It is easy for someone like me, who has been studying art for a lifetime, to convince myself that I have an accurate measure of the dimensions of a particular artist’s operative domain. But gratefully that conceit has not resulted in a callow disregard, and I love when my previous views have to be upended and rewritten. That’s how it felt to see the James Ensor exhibit (at the MOMA through September 21) this week.

It wasn’t the paintings that caused me to redraw the Ensor field of influence. In fact I classify many of his more grotesque paintings similarly to the work of Francis Bacon (also on exhibit in New York, at the Met)—historically significant and influential in their scope, but not a match for my aesthetic point of view.

But the drawings and etchings? That’s the side of Ensor that caught me immediately and held me in the show for hours. Without the plasticity of paint to veer into the grotesquery of an acid palette and harsh edged imagery, something emerges from Ensor that is emotional, sensationally powerful and utterly modern in its sensibilities. The line-based, mostly tonal pieces in this show are knock outs—exquisite etchings and small drawings, of which there are many on exhibit. Two drawings in particular stand out. These large pieces, never shown in the US previously, speak to and with his most famous painted masterpiece, “Christ’s Entry into Brussels” (which is too fragile to travel from its safe perch at the Getty Museum in Los Angeles.) My favorite drawing, “The Lively and Radiant: The Entry of Christ into Jerusalem,” feels like a sourcebook for many artists that followed including Grosz, Dubuffet and Basquiat.

Holland Cotter’s description is a good one:

“The Lively and Radiant: The Entry of Christ into Jerusalem,” from 1885, is gigantic: nearly seven feet tall and done on a giant piece of paper. The setting is an immense proscenium theater, which is also a city street, with an army of helmeted extras marching toward us, the panicked audience. Signs hang everywhere, advertising art (“Les Impressionistes”), commerce (“Charcutiers de Jerusalem”), politics (“Mouvement Flamand”) and celebration (“Hip hip hurrah”). In the middle of the tumult, like a tiny light, is Jesus riding an ass.

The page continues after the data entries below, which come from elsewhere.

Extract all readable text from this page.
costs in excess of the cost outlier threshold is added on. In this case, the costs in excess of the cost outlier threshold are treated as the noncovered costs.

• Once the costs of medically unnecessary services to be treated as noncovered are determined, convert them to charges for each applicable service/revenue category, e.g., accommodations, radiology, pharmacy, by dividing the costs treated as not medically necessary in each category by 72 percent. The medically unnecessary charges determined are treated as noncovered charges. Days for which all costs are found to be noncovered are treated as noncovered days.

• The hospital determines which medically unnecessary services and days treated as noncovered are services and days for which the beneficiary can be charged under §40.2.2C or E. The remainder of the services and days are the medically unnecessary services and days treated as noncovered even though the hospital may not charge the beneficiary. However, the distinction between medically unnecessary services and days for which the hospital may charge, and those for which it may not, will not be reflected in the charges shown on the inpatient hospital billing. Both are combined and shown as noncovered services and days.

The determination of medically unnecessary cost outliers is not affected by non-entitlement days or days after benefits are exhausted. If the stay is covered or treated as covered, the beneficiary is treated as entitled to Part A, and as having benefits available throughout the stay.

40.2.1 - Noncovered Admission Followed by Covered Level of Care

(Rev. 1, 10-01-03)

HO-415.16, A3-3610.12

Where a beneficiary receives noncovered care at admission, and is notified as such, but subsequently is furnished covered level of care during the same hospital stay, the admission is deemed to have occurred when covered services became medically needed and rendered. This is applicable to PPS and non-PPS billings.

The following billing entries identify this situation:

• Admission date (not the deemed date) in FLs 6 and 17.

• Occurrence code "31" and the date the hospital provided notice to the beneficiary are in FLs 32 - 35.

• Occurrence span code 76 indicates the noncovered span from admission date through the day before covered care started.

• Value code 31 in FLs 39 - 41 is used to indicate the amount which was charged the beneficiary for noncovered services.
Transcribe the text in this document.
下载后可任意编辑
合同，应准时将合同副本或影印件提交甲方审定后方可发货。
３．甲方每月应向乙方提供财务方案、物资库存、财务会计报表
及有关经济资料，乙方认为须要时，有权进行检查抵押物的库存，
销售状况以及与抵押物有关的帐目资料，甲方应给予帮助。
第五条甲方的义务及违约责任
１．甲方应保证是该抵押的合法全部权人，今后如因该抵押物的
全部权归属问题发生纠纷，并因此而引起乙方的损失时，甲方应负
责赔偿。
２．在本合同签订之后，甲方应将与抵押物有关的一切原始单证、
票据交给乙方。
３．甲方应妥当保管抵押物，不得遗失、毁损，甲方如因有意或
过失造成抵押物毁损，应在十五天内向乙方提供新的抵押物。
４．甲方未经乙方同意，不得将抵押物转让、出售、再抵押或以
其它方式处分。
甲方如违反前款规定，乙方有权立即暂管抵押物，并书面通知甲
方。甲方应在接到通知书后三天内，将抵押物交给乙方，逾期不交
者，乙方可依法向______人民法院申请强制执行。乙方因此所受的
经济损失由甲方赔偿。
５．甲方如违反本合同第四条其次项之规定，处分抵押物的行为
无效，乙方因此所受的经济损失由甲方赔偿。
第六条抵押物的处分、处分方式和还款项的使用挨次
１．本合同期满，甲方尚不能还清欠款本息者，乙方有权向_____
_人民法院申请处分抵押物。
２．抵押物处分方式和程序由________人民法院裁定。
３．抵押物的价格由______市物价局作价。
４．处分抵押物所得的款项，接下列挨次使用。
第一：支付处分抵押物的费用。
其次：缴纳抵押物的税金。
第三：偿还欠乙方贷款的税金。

An Ensor scholar could probably crack all the coding. And anyone who lingers over its scrim upon scrim of graphite lines will recognize a formal tour de force. But it’s more than that: it’s an entry point into conceptual and emotional realms with few clear guideposts. The drawing is, after all, absurd and freakish, like Rembrandt’s “Hundred Guilder Print” turned into wallpaper. Is the result in any way a devotional image? A social statement? A take-no-prisoners travesty?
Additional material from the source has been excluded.